Linear regression is a statistical method that is used to model the relationship between explanatory and response variables by fitting a linear equation to observed data.

Mathematically, a Linear Equation is an equation of the form:

$$y = \beta_0 + \beta_1x_1 + \beta_2x_2+\ldots+\varepsilon \tag{1}$$

Where $y$ is the response variable, whose value is determined by the explanatory variables $x$ and their scalar $\beta$ coefficients, along with an additional $\varepsilon$ error term, which is responsible for the variablility in $y$ that cannot be explained by a linear relationship with the explanatory variables. 

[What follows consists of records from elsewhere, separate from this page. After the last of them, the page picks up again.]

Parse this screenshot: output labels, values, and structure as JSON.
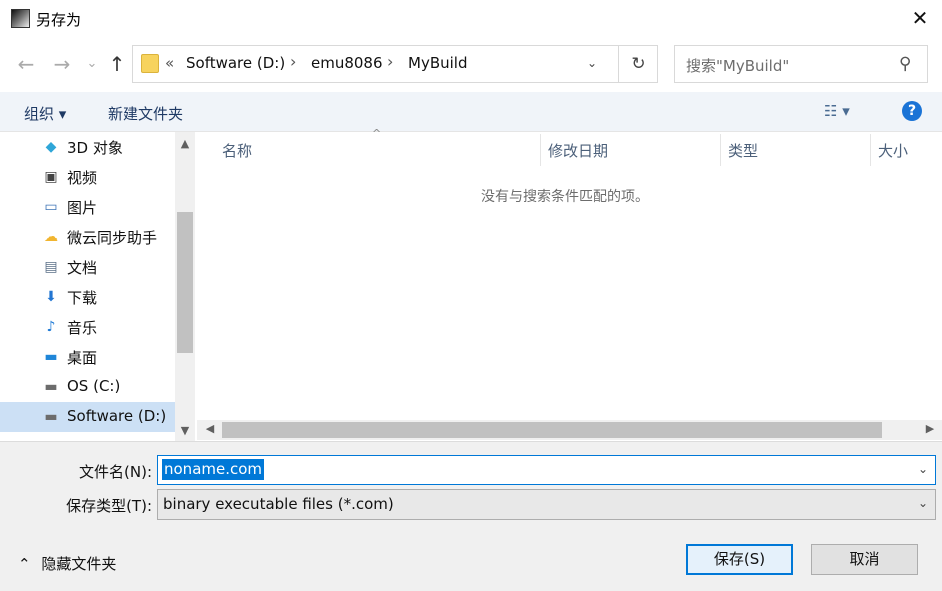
{
  "window": {
    "title": "另存为",
    "close_icon": "close-icon"
  },
  "nav": {
    "back_icon": "←",
    "forward_icon": "→",
    "recent_icon": "⌄",
    "up_icon": "↑"
  },
  "address": {
    "overflow": "«",
    "crumbs": [
      "Software (D:)",
      "emu8086",
      "MyBuild"
    ],
    "separator": "›",
    "dropdown": "⌄",
    "refresh": "↻"
  },
  "search": {
    "placeholder": "搜索\"MyBuild\"",
    "icon": "⚲"
  },
  "toolbar": {
    "organize": "组织 ▾",
    "new_folder": "新建文件夹",
    "view": "☷ ▾",
    "help": "?"
  },
  "sidebar": {
    "items": [
      {
        "label": "3D 对象",
        "icon": "cube-icon",
        "glyph": "◆",
        "color": "#2fa6d8"
      },
      {
        "label": "视频",
        "icon": "video-icon",
        "glyph": "▣",
        "color": "#444444"
      },
      {
        "label": "图片",
        "icon": "picture-icon",
        "glyph": "▭",
        "color": "#3c73b5"
      },
      {
        "label": "微云同步助手",
        "icon": "cloud-icon",
        "glyph": "☁",
        "color": "#f1b530"
      },
      {
        "label": "文档",
        "icon": "document-icon",
        "glyph": "▤",
        "color": "#5a6f88"
      },
      {
        "label": "下载",
        "icon": "download-icon",
        "glyph": "⬇",
        "color": "#2276d2"
      },
      {
        "label": "音乐",
        "icon": "music-icon",
        "glyph": "♪",
        "color": "#1d79d5"
      },
      {
        "label": "桌面",
        "icon": "desktop-icon",
        "glyph": "▬",
        "color": "#1f86d8"
      },
      {
        "label": "OS (C:)",
        "icon": "drive-icon",
        "glyph": "▬",
        "color": "#6c6c6c"
      },
      {
        "label": "Software (D:)",
        "icon": "drive-icon",
        "glyph": "▬",
        "color": "#6c6c6c"
      }
    ],
    "selected_index": 9
  },
  "list": {
    "columns": [
      "名称",
      "修改日期",
      "类型",
      "大小"
    ],
    "empty_message": "没有与搜索条件匹配的项。",
    "sort_indicator": "^"
  },
  "form": {
    "filename_label": "文件名(N):",
    "filename_value": "noname.com",
    "filetype_label": "保存类型(T):",
    "filetype_value": "binary executable files (*.com)"
  },
  "footer": {
    "hide_folders": "隐藏文件夹",
    "hide_chevron": "⌃",
    "save": "保存(S)",
    "cancel": "取消"
  },
  "colors": {
    "accent": "#0078d7",
    "toolbar_bg": "#f0f4f9",
    "selection": "#cce0f5"
  }
}
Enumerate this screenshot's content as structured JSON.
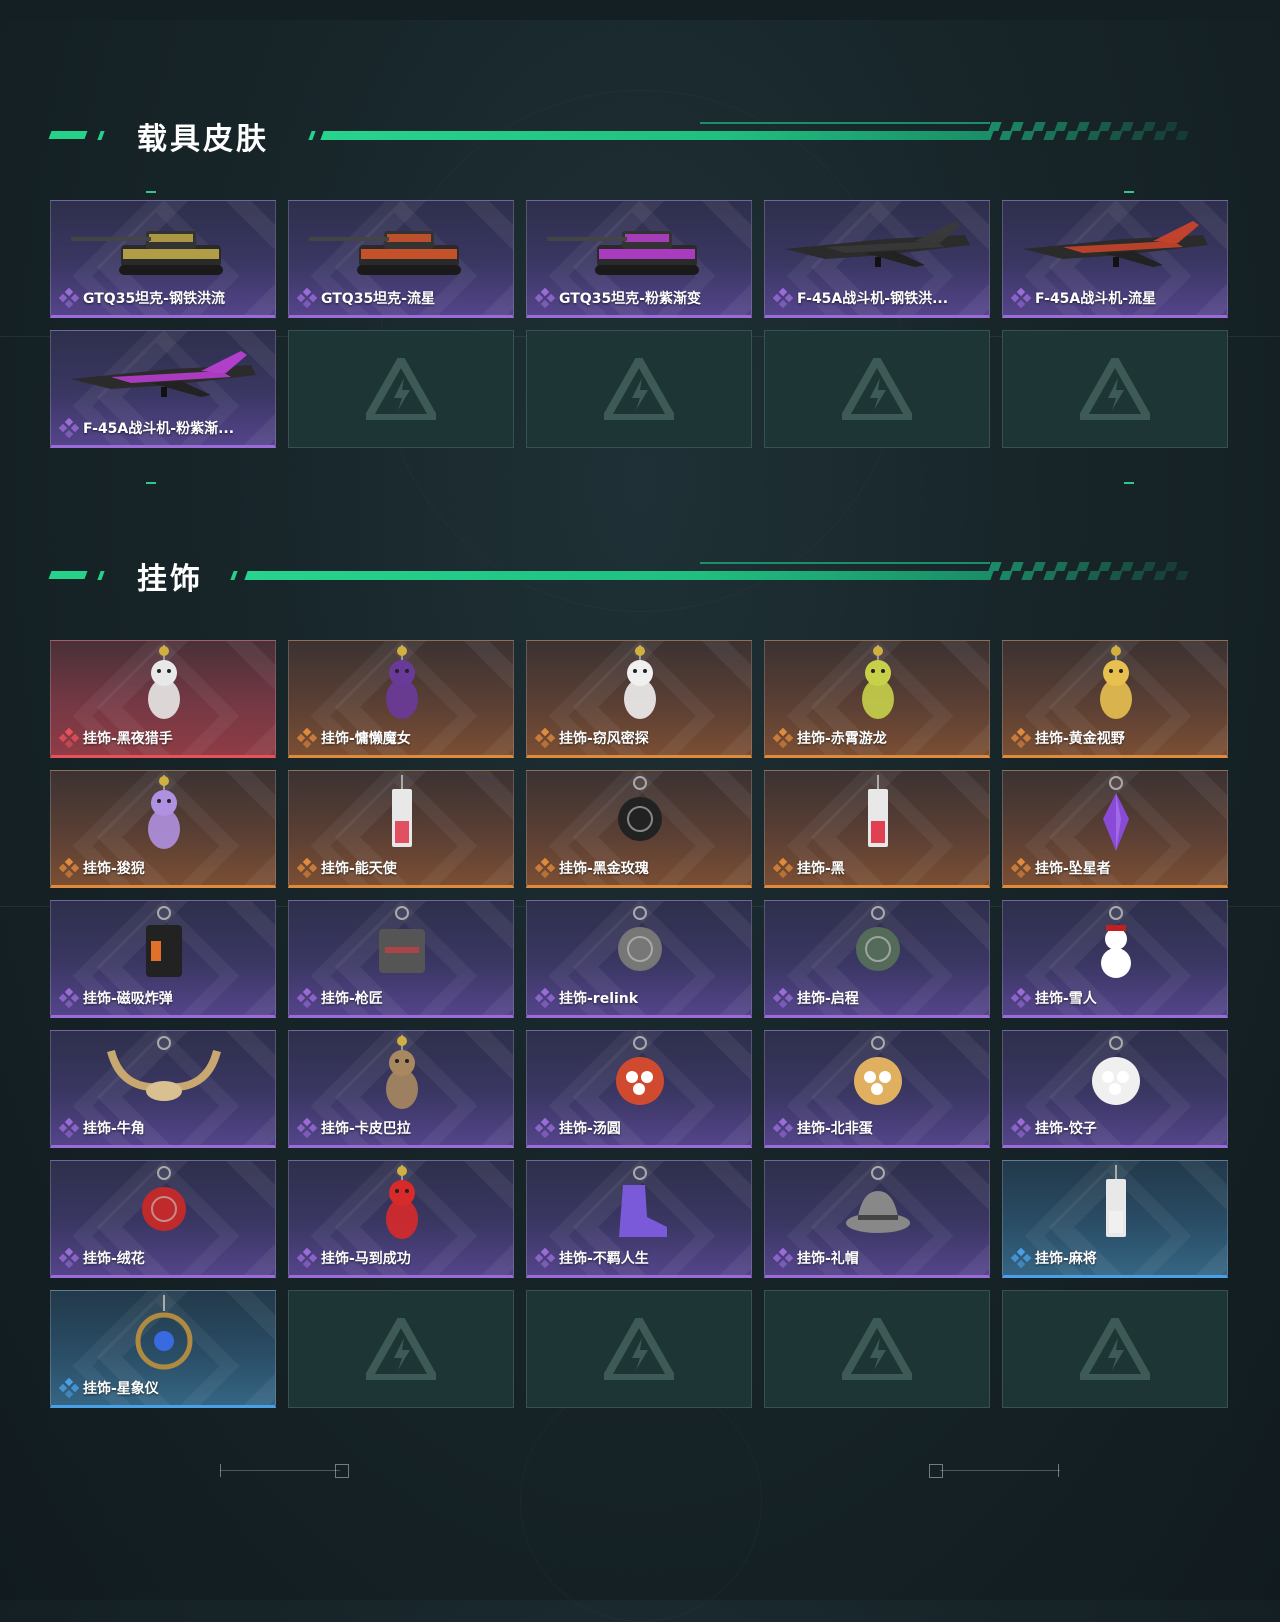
{
  "sections": {
    "vehicles": {
      "title": "载具皮肤",
      "items": [
        {
          "label": "GTQ35坦克-钢铁洪流",
          "rarity": "purple",
          "art": "tank",
          "color": "#c9b24a"
        },
        {
          "label": "GTQ35坦克-流星",
          "rarity": "purple",
          "art": "tank",
          "color": "#e0582a"
        },
        {
          "label": "GTQ35坦克-粉紫渐变",
          "rarity": "purple",
          "art": "tank",
          "color": "#c040d8"
        },
        {
          "label": "F-45A战斗机-钢铁洪...",
          "rarity": "purple",
          "art": "jet",
          "color": "#3a3a3a"
        },
        {
          "label": "F-45A战斗机-流星",
          "rarity": "purple",
          "art": "jet",
          "color": "#d0452a"
        },
        {
          "label": "F-45A战斗机-粉紫渐...",
          "rarity": "purple",
          "art": "jet",
          "color": "#c040d8"
        },
        {
          "label": "",
          "rarity": "empty"
        },
        {
          "label": "",
          "rarity": "empty"
        },
        {
          "label": "",
          "rarity": "empty"
        },
        {
          "label": "",
          "rarity": "empty"
        }
      ]
    },
    "charms": {
      "title": "挂饰",
      "items": [
        {
          "label": "挂饰-黑夜猎手",
          "rarity": "red",
          "art": "figure",
          "color": "#e8e8e8"
        },
        {
          "label": "挂饰-慵懒魔女",
          "rarity": "orange",
          "art": "figure",
          "color": "#6a3a9a"
        },
        {
          "label": "挂饰-窃风密探",
          "rarity": "orange",
          "art": "figure",
          "color": "#f0f0f0"
        },
        {
          "label": "挂饰-赤霄游龙",
          "rarity": "orange",
          "art": "figure",
          "color": "#c8d04a"
        },
        {
          "label": "挂饰-黄金视野",
          "rarity": "orange",
          "art": "figure",
          "color": "#e8c050"
        },
        {
          "label": "挂饰-狻猊",
          "rarity": "orange",
          "art": "figure",
          "color": "#b090e0"
        },
        {
          "label": "挂饰-能天使",
          "rarity": "orange",
          "art": "tag",
          "color": "#e05060"
        },
        {
          "label": "挂饰-黑金玫瑰",
          "rarity": "orange",
          "art": "round",
          "color": "#222222"
        },
        {
          "label": "挂饰-黑",
          "rarity": "orange",
          "art": "tag",
          "color": "#e04050"
        },
        {
          "label": "挂饰-坠星者",
          "rarity": "orange",
          "art": "gem",
          "color": "#8a4ad8"
        },
        {
          "label": "挂饰-磁吸炸弹",
          "rarity": "purple",
          "art": "bomb",
          "color": "#222222"
        },
        {
          "label": "挂饰-枪匠",
          "rarity": "purple",
          "art": "box",
          "color": "#555555"
        },
        {
          "label": "挂饰-relink",
          "rarity": "purple",
          "art": "round",
          "color": "#777777"
        },
        {
          "label": "挂饰-启程",
          "rarity": "purple",
          "art": "round",
          "color": "#556b5a"
        },
        {
          "label": "挂饰-雪人",
          "rarity": "purple",
          "art": "snowman",
          "color": "#ffffff"
        },
        {
          "label": "挂饰-牛角",
          "rarity": "purple",
          "art": "horns",
          "color": "#c8a870"
        },
        {
          "label": "挂饰-卡皮巴拉",
          "rarity": "purple",
          "art": "figure",
          "color": "#a88860"
        },
        {
          "label": "挂饰-汤圆",
          "rarity": "purple",
          "art": "bowl",
          "color": "#d04a30"
        },
        {
          "label": "挂饰-北非蛋",
          "rarity": "purple",
          "art": "bowl",
          "color": "#e0b060"
        },
        {
          "label": "挂饰-饺子",
          "rarity": "purple",
          "art": "bowl",
          "color": "#f0f0f0"
        },
        {
          "label": "挂饰-绒花",
          "rarity": "purple",
          "art": "round",
          "color": "#c02a2a"
        },
        {
          "label": "挂饰-马到成功",
          "rarity": "purple",
          "art": "figure",
          "color": "#d82a2a"
        },
        {
          "label": "挂饰-不羁人生",
          "rarity": "purple",
          "art": "shoe",
          "color": "#7a5ad8"
        },
        {
          "label": "挂饰-礼帽",
          "rarity": "purple",
          "art": "hat",
          "color": "#888888"
        },
        {
          "label": "挂饰-麻将",
          "rarity": "blue",
          "art": "tag",
          "color": "#f0f0f0"
        },
        {
          "label": "挂饰-星象仪",
          "rarity": "blue",
          "art": "ring",
          "color": "#b08a40"
        },
        {
          "label": "",
          "rarity": "empty"
        },
        {
          "label": "",
          "rarity": "empty"
        },
        {
          "label": "",
          "rarity": "empty"
        },
        {
          "label": "",
          "rarity": "empty"
        }
      ]
    }
  },
  "colors": {
    "accent": "#26d18a",
    "rarity_purple": "#9b6bd8",
    "rarity_orange": "#e08a3c",
    "rarity_red": "#e8505a",
    "rarity_blue": "#4aa0e6"
  },
  "icons": {
    "rarity": "diamond-cluster-icon",
    "empty_slot": "placeholder-logo-icon"
  }
}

In a typical regression problem, we have many instances of observed $(x_1, x_2, \ldots, x_n, y)$ points, but the true $\beta$ coefficients are unknown. Hence, we cannot use Equation (1) to compute the exact value of the response variable $y$. However, if we obtain good approximate $\hat\beta$ coefficients, then we can also obtain a good approximation of the true value of the response variable, $\hat y$, for any given set of obsevations $(x_1, x_2, \ldots, x_n)$ using the approximated $\hat\beta$ coefficients:

$$\hat y = \hat\beta_0 + \hat\beta_1x_1 + \hat\beta_2x_2+\ldots+\varepsilon \tag{2}$$

The goal of Linear Regression is to estimate the $\hat\beta$ coefficients that minimize the difference between the observed values of the response variable, $y$, and the values predicted by our approximate linear equation model, $\hat y$. There are a number of different approaches that we can choose to calculate $\hat\beta$. 

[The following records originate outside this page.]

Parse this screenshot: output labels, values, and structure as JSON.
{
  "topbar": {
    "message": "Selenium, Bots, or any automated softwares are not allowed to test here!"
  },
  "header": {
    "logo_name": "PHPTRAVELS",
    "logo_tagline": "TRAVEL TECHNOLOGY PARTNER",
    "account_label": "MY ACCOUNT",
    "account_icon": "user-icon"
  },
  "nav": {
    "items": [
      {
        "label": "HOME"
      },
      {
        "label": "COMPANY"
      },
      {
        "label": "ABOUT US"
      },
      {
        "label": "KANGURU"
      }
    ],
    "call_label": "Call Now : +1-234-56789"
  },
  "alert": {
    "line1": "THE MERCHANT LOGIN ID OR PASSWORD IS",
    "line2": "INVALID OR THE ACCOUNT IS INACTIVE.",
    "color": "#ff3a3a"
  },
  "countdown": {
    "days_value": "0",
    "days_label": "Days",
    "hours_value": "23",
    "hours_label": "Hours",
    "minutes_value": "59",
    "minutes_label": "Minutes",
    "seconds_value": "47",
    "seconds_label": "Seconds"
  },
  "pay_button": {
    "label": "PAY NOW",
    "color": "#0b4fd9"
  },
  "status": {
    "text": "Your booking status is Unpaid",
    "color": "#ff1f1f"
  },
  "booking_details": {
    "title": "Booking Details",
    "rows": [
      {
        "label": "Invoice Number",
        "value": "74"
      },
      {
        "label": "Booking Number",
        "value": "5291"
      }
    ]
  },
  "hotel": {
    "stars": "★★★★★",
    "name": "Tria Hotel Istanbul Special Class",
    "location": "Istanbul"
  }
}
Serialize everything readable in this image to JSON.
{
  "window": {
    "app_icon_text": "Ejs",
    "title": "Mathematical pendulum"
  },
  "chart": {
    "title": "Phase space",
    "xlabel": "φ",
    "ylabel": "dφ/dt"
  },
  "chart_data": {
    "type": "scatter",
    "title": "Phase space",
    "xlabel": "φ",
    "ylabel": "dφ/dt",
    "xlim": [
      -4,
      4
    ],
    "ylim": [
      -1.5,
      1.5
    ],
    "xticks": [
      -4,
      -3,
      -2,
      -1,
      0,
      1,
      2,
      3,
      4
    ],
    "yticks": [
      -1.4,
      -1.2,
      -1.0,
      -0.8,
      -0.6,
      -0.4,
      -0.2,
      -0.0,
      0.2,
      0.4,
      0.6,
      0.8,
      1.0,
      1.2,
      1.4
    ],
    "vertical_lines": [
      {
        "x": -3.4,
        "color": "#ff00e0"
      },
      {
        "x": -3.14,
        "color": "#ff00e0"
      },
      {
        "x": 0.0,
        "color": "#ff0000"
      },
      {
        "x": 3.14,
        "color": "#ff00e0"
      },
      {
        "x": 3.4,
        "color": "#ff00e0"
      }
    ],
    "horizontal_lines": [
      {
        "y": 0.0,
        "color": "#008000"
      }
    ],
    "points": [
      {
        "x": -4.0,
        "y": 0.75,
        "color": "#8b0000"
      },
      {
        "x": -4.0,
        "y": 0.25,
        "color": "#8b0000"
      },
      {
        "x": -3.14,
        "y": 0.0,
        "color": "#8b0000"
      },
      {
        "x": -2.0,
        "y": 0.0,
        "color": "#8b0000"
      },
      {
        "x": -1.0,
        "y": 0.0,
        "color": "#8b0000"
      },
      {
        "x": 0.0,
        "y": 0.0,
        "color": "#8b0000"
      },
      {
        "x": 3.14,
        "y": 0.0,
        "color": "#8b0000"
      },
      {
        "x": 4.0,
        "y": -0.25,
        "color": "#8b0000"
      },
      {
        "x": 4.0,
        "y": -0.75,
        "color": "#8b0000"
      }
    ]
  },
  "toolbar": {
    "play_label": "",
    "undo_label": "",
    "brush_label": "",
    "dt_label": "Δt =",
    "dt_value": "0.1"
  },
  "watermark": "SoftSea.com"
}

In this notebook, we will discuss the conceptual details for various approaches for computing $\hat\beta$ for simple linear regression problems. These solutions generally fall into either of the two following categories:
- Closed-form, exact solutions
- Iterative, numerical solutions

Once a solution is obtained, the performance of a model can be evaluated by metrics like the **Root Sum of Squares** ($\text{RSS}$) and **R-Squared** ($\mathrm{R^2}$) values.